One hundred and twenty five years ago this May, Harriet Lyon became the first woman to earn a degree at West Virginia University. A free symposium hosted by WVU Libraries March 15-17 will explore Lyon’s legacy and the advancements for women since her pioneering achievement.
“We are excited and honored to pay tribute to the people whose commitment to women’s education have benefited generations of students, faculty and staff at West Virginia University,” said Carroll Wilkinson, director of Strategic Library Initiatives for WVU Libraries.
The three-day program, which is free and open to the public, builds upon the work of the celebration of the Centenary of women’s graduation in 1991. Wilkinson collaborated with librarians and library staff to create a lineup of a lecture, a forum, a panel discussion, a workshop, exhibits and a student poster session.
“Along with addressing the achievements and struggles of WVU’s women over 125 years, we will focus on recent achievements and share new perspectives on WVU women’s history,” Wilkinson said. “Our hope is this study will help us expand our understanding of our University.”
Activities begin at 4 p.m. March 15 with an opening program in the Robinson Reading Room, Charles C. Wise Library. On March 16 there will be multiple presentations, a panel discussion, a poster session and a hands-on workshop.
The keynote address from Dr. Regina Barreca, Professor of English and Feminist Theory at University of Connecticut, is scheduled for 7:30 p.m. March 16 in the Milano Reading Room in the Charles C. Wise Library. The presentation is titled “Courage, Curiosity, and Conviction: Celebrating 125 Years of Educating Women at WVU.”
“Barreca will use her vast knowledge of feminist education, her contagious sense of humor, and her lived experience as one of the first women to go to Dartmouth College in the 1970s, to provide context for the core meaning of the 125th anniversary celebration of coeducation at WVU,” Wilkinson said.
Additional programs on March 16 include:
• In “Breaking through a Glass Ceiling in Mathematics,” Dr. Marjorie Darrah, associate professor of mathematics at WVU and the first woman to receive a PhD. in mathematics at WVU, will reflect on her experiences and changes at the University over the last 25 years. Dr.

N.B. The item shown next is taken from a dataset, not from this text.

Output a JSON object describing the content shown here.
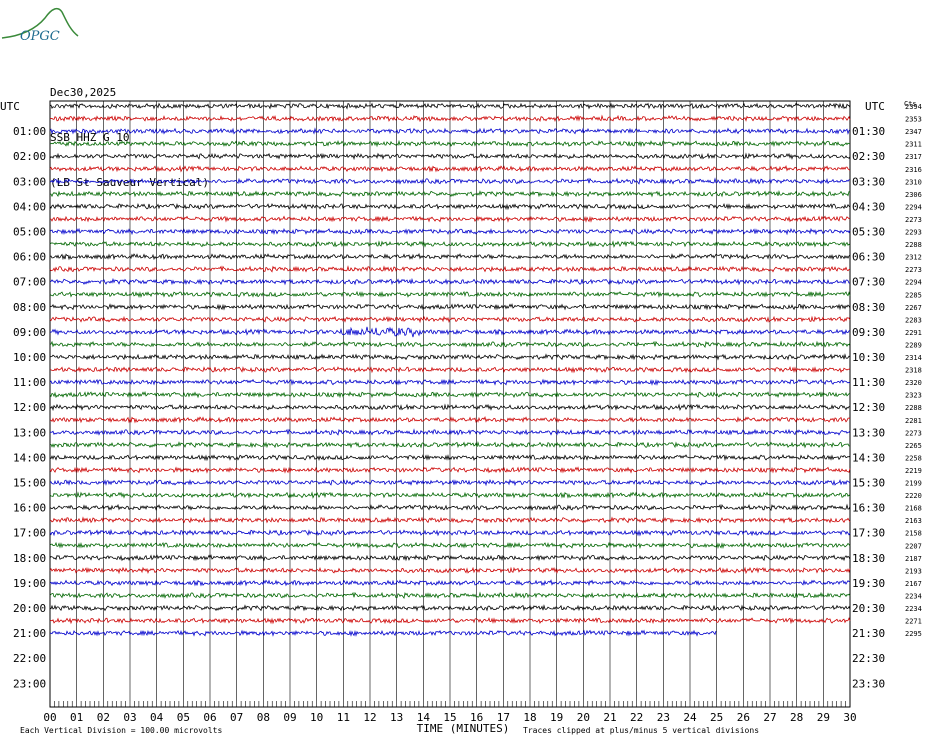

Amy Keesee, research assistant professor of physics and past president of the local American Women of Science (AWIS) chapter, will moderate this session. AWIS is a co-sponsor of this event. (10:45 a.m.-noon in the Robinson Reading Room)
• “A Discussion of the Triumphs & Tribulations of WVU Sisterhood during the Last Twenty-five Years” brings together panelists from throughout campus: Dr. Ethel Smith, associate professor of English; Martha Yancey, interim director of the Evansdale Library; Dr.Marjorie Fuller, director of the Center for Black Culture and Research; and Cathy Jasper, program coordinator, WVU ADVANCE Center. The forum is part of WVU Libraries’ Diversity Alliance and coordinated by the Visiting Librarians of WVU Libraries’ Residency Program, Ashleigh Coren, Chanelle Pickens and Lisette Hernanadez, who will moderate.(4-5 p.m. in the Mountainlair’s Laurel Room)

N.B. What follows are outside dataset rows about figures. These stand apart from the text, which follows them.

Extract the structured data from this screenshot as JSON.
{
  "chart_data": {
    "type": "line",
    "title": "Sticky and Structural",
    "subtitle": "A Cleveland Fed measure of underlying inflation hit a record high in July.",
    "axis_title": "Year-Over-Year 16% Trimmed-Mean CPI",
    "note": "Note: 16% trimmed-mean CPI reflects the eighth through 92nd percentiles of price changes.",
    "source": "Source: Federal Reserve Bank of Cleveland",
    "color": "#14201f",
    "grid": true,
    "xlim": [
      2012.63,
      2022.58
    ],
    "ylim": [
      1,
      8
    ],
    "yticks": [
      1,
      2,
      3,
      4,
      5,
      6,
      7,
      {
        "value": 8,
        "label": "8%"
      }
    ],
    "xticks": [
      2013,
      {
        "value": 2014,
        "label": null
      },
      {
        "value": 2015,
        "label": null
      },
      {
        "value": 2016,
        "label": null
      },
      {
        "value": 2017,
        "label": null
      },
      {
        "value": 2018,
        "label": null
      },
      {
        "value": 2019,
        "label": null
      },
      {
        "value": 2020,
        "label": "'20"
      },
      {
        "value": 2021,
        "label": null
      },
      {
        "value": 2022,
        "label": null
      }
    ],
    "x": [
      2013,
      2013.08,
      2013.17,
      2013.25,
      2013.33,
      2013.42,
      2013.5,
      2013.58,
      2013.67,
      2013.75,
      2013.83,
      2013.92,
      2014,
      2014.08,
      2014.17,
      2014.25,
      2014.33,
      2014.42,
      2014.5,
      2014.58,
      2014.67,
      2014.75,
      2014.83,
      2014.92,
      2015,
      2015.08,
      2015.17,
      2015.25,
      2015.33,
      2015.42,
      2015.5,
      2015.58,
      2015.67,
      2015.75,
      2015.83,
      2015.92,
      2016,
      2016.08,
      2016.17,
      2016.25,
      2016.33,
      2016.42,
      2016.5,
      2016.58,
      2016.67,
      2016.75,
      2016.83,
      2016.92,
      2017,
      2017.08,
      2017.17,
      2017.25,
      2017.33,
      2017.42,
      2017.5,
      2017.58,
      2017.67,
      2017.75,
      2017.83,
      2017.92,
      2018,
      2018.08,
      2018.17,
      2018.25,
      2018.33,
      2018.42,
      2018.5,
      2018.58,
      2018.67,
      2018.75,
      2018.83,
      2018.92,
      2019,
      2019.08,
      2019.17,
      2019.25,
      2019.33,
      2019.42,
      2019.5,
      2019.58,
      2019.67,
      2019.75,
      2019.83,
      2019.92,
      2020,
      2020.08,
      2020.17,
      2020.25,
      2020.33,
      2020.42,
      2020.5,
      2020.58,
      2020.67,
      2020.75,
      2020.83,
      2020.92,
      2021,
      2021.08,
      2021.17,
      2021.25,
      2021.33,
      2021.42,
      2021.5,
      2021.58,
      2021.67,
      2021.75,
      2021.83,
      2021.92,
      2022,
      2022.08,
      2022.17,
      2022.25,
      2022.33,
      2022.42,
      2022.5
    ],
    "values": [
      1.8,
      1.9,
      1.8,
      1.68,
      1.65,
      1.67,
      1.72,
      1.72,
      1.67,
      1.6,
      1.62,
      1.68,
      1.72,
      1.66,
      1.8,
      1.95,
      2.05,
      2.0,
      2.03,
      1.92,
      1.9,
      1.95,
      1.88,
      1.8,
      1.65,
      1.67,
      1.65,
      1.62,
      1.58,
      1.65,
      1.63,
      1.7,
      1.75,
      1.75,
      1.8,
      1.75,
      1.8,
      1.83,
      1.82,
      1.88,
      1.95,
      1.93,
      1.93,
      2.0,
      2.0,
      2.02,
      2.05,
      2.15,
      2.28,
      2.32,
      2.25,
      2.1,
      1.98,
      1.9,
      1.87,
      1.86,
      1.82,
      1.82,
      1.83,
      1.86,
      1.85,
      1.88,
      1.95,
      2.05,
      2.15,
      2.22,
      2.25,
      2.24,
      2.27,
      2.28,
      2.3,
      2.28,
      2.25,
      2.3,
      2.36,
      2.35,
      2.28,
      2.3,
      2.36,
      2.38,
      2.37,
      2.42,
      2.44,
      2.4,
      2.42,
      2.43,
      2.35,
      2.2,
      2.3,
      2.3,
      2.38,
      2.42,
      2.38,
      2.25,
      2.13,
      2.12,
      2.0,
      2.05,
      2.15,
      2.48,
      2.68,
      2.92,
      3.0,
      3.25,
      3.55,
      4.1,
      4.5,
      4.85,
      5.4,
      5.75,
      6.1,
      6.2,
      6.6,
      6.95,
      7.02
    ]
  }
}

• A Wikipedia Edit-a-thon will provide training on writing for Wikipedia. Kelly Doyle, WVU Libraries’ Wikipedian-in-Residence for Gender Equity, will guide participants through creating an account to editing an existing article about a West Virginia woman or posting an original researched article with references on the online encyclopedia. Participants should bring their own laptops and mobile devices.
“This is the third edit-a-thon I have held as the Libraries’ Wikipedian in Residence for Gender Equity, and I am excited to encourage writers on campus to join in our campaign” Doyle said.
(1-3 p.m. in Downtown Campus Library, Room 2036)
• The exhibits WVU Women: Celebrating 125 Years, 1891-2016 and Appalachian Women and Social Justice, 1891-2016 officially open at 7 p.m. in the Rockefeller Gallery and Milano Reading Room exhibit cases.
The symposium concludes at 10 a.m. March 17 in the Robinson Reading Room with “Excellence through Equity: Are We There Yet?” a conversation with Wilkinson and Judith Gold Stitzel, professor emerita and founding director of the WVU Center for Women and Gender Studies. Barreca will moderate.
Immediately following, the closing session will provide a preview of upcoming events in the University’s celebration of the 125th anniversary of the graduation of women. WVU’s Center for Women’s and Gender Studies will continue this important celebration on campus throughout 2016.
“We welcome students, faculty, staff and area residents to join us for the festivities,” Wilkinson said. “Please feel free to attend any and all sessions. They will be well worth your time.”